I am not really a DIY kinda guy, but I guess I could tackle this.

I'm not putting a system in my truck, I just want it to be as quiet as possible. Holding normal conversations with passengers as we travel at high rates of speed thru mexico on less than perfect roads for 6 - 7 hours at a time en route to San Carlos to dive for the weekend is enough motivation. Sound can really fatigue you.

 

So, my plan is to give it a try as a DIY project, especially after i got a quote from a local shop to do it to the tune of $600! I am going to do the entire interior as well.

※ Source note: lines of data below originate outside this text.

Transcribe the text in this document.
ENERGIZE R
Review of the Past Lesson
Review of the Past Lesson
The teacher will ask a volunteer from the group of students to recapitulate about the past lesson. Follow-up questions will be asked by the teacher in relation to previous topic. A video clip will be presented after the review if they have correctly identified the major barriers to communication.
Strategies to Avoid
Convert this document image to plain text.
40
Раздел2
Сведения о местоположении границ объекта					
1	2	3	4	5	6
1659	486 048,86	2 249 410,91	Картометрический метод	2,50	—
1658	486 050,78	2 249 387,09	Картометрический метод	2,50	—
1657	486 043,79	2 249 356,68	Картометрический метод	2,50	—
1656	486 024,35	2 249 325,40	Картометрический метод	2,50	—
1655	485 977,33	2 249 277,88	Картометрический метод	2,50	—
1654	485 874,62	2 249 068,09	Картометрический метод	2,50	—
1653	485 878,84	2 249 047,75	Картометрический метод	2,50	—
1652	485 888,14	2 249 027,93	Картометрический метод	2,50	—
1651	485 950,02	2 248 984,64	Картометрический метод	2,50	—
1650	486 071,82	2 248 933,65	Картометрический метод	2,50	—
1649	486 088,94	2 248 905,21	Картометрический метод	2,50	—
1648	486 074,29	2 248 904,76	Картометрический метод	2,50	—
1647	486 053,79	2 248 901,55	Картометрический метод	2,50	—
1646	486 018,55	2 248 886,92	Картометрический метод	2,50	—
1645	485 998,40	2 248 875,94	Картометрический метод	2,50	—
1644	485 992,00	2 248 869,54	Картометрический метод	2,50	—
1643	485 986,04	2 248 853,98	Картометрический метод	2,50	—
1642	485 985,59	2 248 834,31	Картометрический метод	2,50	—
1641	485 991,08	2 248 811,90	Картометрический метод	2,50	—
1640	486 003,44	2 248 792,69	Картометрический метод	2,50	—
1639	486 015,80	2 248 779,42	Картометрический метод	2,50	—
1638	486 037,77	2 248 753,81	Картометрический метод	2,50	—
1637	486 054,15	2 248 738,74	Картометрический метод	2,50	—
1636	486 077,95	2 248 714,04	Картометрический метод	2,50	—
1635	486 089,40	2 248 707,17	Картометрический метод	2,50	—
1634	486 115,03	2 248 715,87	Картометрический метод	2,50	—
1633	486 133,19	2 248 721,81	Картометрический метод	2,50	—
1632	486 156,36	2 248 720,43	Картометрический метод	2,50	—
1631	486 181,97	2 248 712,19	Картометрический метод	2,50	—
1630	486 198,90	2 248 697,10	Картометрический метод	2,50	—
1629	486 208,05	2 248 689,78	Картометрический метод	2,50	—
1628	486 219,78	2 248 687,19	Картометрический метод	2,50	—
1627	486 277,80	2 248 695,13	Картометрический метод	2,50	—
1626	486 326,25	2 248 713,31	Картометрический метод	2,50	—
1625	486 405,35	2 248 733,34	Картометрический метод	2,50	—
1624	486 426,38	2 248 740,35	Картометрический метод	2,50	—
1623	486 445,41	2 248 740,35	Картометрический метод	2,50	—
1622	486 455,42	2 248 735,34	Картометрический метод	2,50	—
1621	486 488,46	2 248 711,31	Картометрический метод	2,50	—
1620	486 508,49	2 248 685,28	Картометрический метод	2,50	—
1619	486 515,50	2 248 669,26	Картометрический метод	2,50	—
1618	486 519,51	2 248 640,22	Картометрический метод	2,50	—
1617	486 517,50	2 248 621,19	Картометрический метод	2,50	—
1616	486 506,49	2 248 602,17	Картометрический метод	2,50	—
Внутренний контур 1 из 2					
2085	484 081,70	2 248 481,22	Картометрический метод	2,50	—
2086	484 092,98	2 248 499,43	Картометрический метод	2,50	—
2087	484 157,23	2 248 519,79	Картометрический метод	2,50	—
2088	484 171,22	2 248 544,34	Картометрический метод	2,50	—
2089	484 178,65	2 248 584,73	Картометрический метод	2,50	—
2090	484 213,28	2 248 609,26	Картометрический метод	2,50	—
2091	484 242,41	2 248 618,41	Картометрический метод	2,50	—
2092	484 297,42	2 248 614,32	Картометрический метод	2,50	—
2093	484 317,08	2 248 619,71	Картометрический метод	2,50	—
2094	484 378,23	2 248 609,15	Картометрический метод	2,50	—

So, to facilitate a successful project, can anyone give me specifics on how much I will need to completely cover the entire inside of the truck... from the entire floor, to the door panels to the roof? I'd love to do the back wall and the firewall... but, I dont think I have the skills to tackle the firewall.

 

I'm a real freak when it comes to attention to detail, so as I tear into the truck, I'm sure I'll be vacuuming, scrubbing, etc the inside to make it as clean as possible. Will I have any issues with seats/carpet etc fitting back into place when I have all this heavy goo spread throughout the truck?

 

Cliffnotes:

 

1. What dynamat should I use?

2. How much should I purchase to do the whole thing?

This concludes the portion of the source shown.